Cake-maker set to retire with fondant memories

Ann Pallett, who runs Bake Me A Cake from her home in St Brelade, is hanging up her mixing bowl – and turning off her trusty industrial-sized mixer, nicknamed Merlin.

At her busiest she was fulfilling 13 cake orders a weekend, spending 18-hour days in the kitchen and planning her week with military precision centered on what needed baking/icing/building/decorating when.

She is now winding down to spend more time with her granddaughter and to focus on other hobbies, such as sea glass and pottery art. A vegetarian for 35 years, she has also become a vegan during the past 12 months – a lifestyle that does not sit well with recipes packed full of eggs, butter, cream and chocolate.

Mrs Pallett (58) – a trained chef who started her cooking career serving up chips at the former Harvest Barn pub at Vallée des Vaux – says she will miss being a part of people’s special celebrations such as weddings, birthdays, anniversaries and christenings.

What she won’t miss, however, will be the sleepless nights spent worrying about transporting her creations, the occasional mishap and the odd – albeit rare – bridezilla.

‘I have had accidents with cakes, it is quite nerve-wracking,’ she said. ‘When you are delivering cakes you have to drive with no momentum, and I can have a sleepless night before delivering a cake or cakes – sometimes I was delivering three wedding cakes on one day.

‘To make matters worse I live on a road with three sleeping policemen!’

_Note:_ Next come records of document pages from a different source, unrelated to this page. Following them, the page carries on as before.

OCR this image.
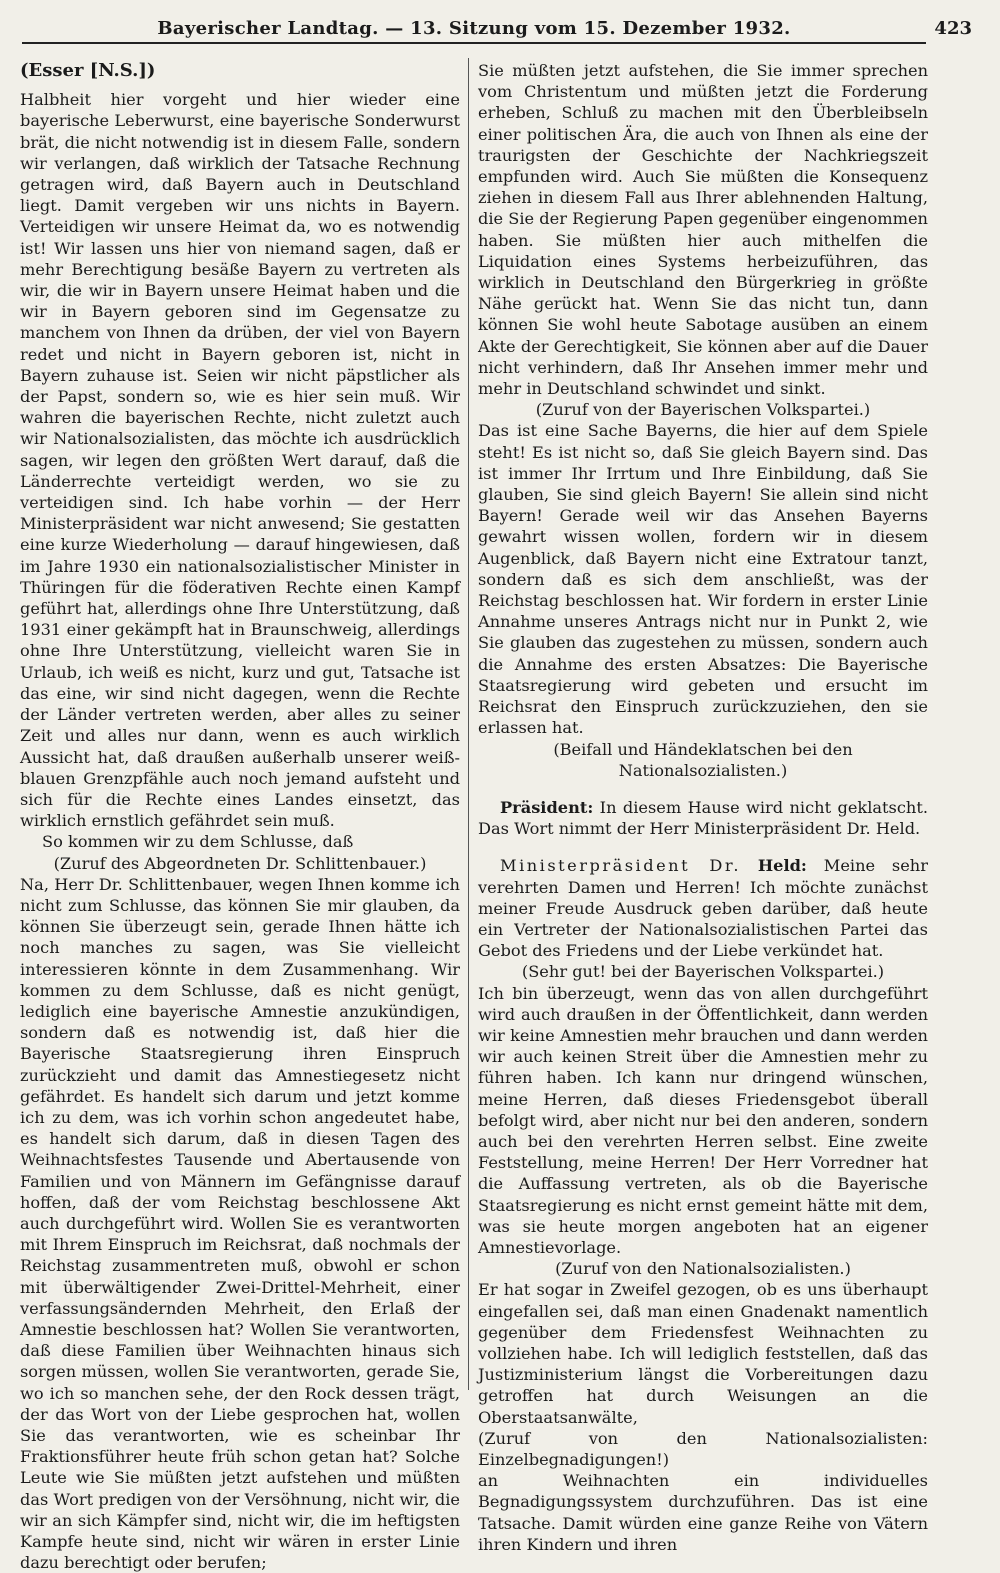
Bayerischer Landtag. — 13. Sitzung vom 15. Dezember 1932.	423

(Esser [N.S.])

Halbheit hier vorgeht und hier wieder eine bayerische Leberwurst, eine bayerische Sonderwurst brät, die nicht notwendig ist in diesem Falle, sondern wir verlangen, daß wirklich der Tatsache Rechnung getragen wird, daß Bayern auch in Deutschland liegt. Damit vergeben wir uns nichts in Bayern. Verteidigen wir unsere Heimat da, wo es notwendig ist! Wir lassen uns hier von niemand sagen, daß er mehr Berechtigung besäße Bayern zu vertreten als wir, die wir in Bayern unsere Heimat haben und die wir in Bayern geboren sind im Gegensatze zu manchem von Ihnen da drüben, der viel von Bayern redet und nicht in Bayern geboren ist, nicht in Bayern zuhause ist. Seien wir nicht päpstlicher als der Papst, sondern so, wie es hier sein muß. Wir wahren die bayerischen Rechte, nicht zuletzt auch wir Nationalsozialisten, das möchte ich ausdrücklich sagen, wir legen den größten Wert darauf, daß die Länderrechte verteidigt werden, wo sie zu verteidigen sind. Ich habe vorhin — der Herr Ministerpräsident war nicht anwesend; Sie gestatten eine kurze Wiederholung — darauf hingewiesen, daß im Jahre 1930 ein nationalsozialistischer Minister in Thüringen für die föderativen Rechte einen Kampf geführt hat, allerdings ohne Ihre Unterstützung, daß 1931 einer gekämpft hat in Braunschweig, allerdings ohne Ihre Unterstützung, vielleicht waren Sie in Urlaub, ich weiß es nicht, kurz und gut, Tatsache ist das eine, wir sind nicht dagegen, wenn die Rechte der Länder vertreten werden, aber alles zu seiner Zeit und alles nur dann, wenn es auch wirklich Aussicht hat, daß draußen außerhalb unserer weiß-blauen Grenzpfähle auch noch jemand aufsteht und sich für die Rechte eines Landes einsetzt, das wirklich ernstlich gefährdet sein muß.

So kommen wir zu dem Schlusse, daß

(Zuruf des Abgeordneten Dr. Schlittenbauer.)

Na, Herr Dr. Schlittenbauer, wegen Ihnen komme ich nicht zum Schlusse, das können Sie mir glauben, da können Sie überzeugt sein, gerade Ihnen hätte ich noch manches zu sagen, was Sie vielleicht interessieren könnte in dem Zusammenhang. Wir kommen zu dem Schlusse, daß es nicht genügt, lediglich eine bayerische Amnestie anzukündigen, sondern daß es notwendig ist, daß hier die Bayerische Staatsregierung ihren Einspruch zurückzieht und damit das Amnestiegesetz nicht gefährdet. Es handelt sich darum und jetzt komme ich zu dem, was ich vorhin schon angedeutet habe, es handelt sich darum, daß in diesen Tagen des Weihnachtsfestes Tausende und Abertausende von Familien und von Männern im Gefängnisse darauf hoffen, daß der vom Reichstag beschlossene Akt auch durchgeführt wird. Wollen Sie es verantworten mit Ihrem Einspruch im Reichsrat, daß nochmals der Reichstag zusammentreten muß, obwohl er schon mit überwältigender Zwei-Drittel-Mehrheit, einer verfassungsändernden Mehrheit, den Erlaß der Amnestie beschlossen hat? Wollen Sie verantworten, daß diese Familien über Weihnachten hinaus sich sorgen müssen, wollen Sie verantworten, gerade Sie, wo ich so manchen sehe, der den Rock dessen trägt, der das Wort von der Liebe gesprochen hat, wollen Sie das verantworten, wie es scheinbar Ihr Fraktionsführer heute früh schon getan hat? Solche Leute wie Sie müßten jetzt aufstehen und müßten das Wort predigen von der Versöhnung, nicht wir, die wir an sich Kämpfer sind, nicht wir, die im heftigsten Kampfe heute sind, nicht wir wären in erster Linie dazu berechtigt oder berufen;

Sie müßten jetzt aufstehen, die Sie immer sprechen vom Christentum und müßten jetzt die Forderung erheben, Schluß zu machen mit den Überbleibseln einer politischen Ära, die auch von Ihnen als eine der traurigsten der Geschichte der Nachkriegszeit empfunden wird. Auch Sie müßten die Konsequenz ziehen in diesem Fall aus Ihrer ablehnenden Haltung, die Sie der Regierung Papen gegenüber eingenommen haben. Sie müßten hier auch mithelfen die Liquidation eines Systems herbeizuführen, das wirklich in Deutschland den Bürgerkrieg in größte Nähe gerückt hat. Wenn Sie das nicht tun, dann können Sie wohl heute Sabotage ausüben an einem Akte der Gerechtigkeit, Sie können aber auf die Dauer nicht verhindern, daß Ihr Ansehen immer mehr und mehr in Deutschland schwindet und sinkt.

(Zuruf von der Bayerischen Volkspartei.)

Das ist eine Sache Bayerns, die hier auf dem Spiele steht! Es ist nicht so, daß Sie gleich Bayern sind. Das ist immer Ihr Irrtum und Ihre Einbildung, daß Sie glauben, Sie sind gleich Bayern! Sie allein sind nicht Bayern! Gerade weil wir das Ansehen Bayerns gewahrt wissen wollen, fordern wir in diesem Augenblick, daß Bayern nicht eine Extratour tanzt, sondern daß es sich dem anschließt, was der Reichstag beschlossen hat. Wir fordern in erster Linie Annahme unseres Antrags nicht nur in Punkt 2, wie Sie glauben das zugestehen zu müssen, sondern auch die Annahme des ersten Absatzes: Die Bayerische Staatsregierung wird gebeten und ersucht im Reichsrat den Einspruch zurückzuziehen, den sie erlassen hat.

(Beifall und Händeklatschen bei den Nationalsozialisten.)

Präsident: In diesem Hause wird nicht geklatscht. Das Wort nimmt der Herr Ministerpräsident Dr. Held.

Ministerpräsident Dr. Held: Meine sehr verehrten Damen und Herren! Ich möchte zunächst meiner Freude Ausdruck geben darüber, daß heute ein Vertreter der Nationalsozialistischen Partei das Gebot des Friedens und der Liebe verkündet hat.

(Sehr gut! bei der Bayerischen Volkspartei.)

Ich bin überzeugt, wenn das von allen durchgeführt wird auch draußen in der Öffentlichkeit, dann werden wir keine Amnestien mehr brauchen und dann werden wir auch keinen Streit über die Amnestien mehr zu führen haben. Ich kann nur dringend wünschen, meine Herren, daß dieses Friedensgebot überall befolgt wird, aber nicht nur bei den anderen, sondern auch bei den verehrten Herren selbst. Eine zweite Feststellung, meine Herren! Der Herr Vorredner hat die Auffassung vertreten, als ob die Bayerische Staatsregierung es nicht ernst gemeint hätte mit dem, was sie heute morgen angeboten hat an eigener Amnestievorlage.

(Zuruf von den Nationalsozialisten.)

Er hat sogar in Zweifel gezogen, ob es uns überhaupt eingefallen sei, daß man einen Gnadenakt namentlich gegenüber dem Friedensfest Weihnachten zu vollziehen habe. Ich will lediglich feststellen, daß das Justizministerium längst die Vorbereitungen dazu getroffen hat durch Weisungen an die Oberstaatsanwälte,

(Zuruf von den Nationalsozialisten: Einzelbegnadigungen!)

an Weihnachten ein individuelles Begnadigungssystem durchzuführen. Das ist eine Tatsache. Damit würden eine ganze Reihe von Vätern ihren Kindern und ihren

The mother-of-three, who left school at 16 and studied under Franz Schindler at Highlands College, where she also completed an advanced pastry course and went on to teach herself, added: ‘I have had one cake that has collapsed on me, my heart nearly stopped. But I managed to find a cake in the freezer that was luckily the same size, not the same flavour though, and I was able to re-ice it. Another time I had spent a whole day making these sugar roses and they were stuck on polystyrene. I had to go out and when I came back my dog had eaten all the roses – I could have killed him!’

Her most unusual request has been a cake shaped like a molar tooth, complete with blood, for a local dentist, while favourites have included replicas of La Rocco and Seymour towers on wedding cakes, and a corporate order featuring characters based on all the firm’s directors.

‘I will miss it a lot – it has been a pleasure being part of so many people’s special days,’ she said. ‘But I will still have my granddaughter to make cakes with.’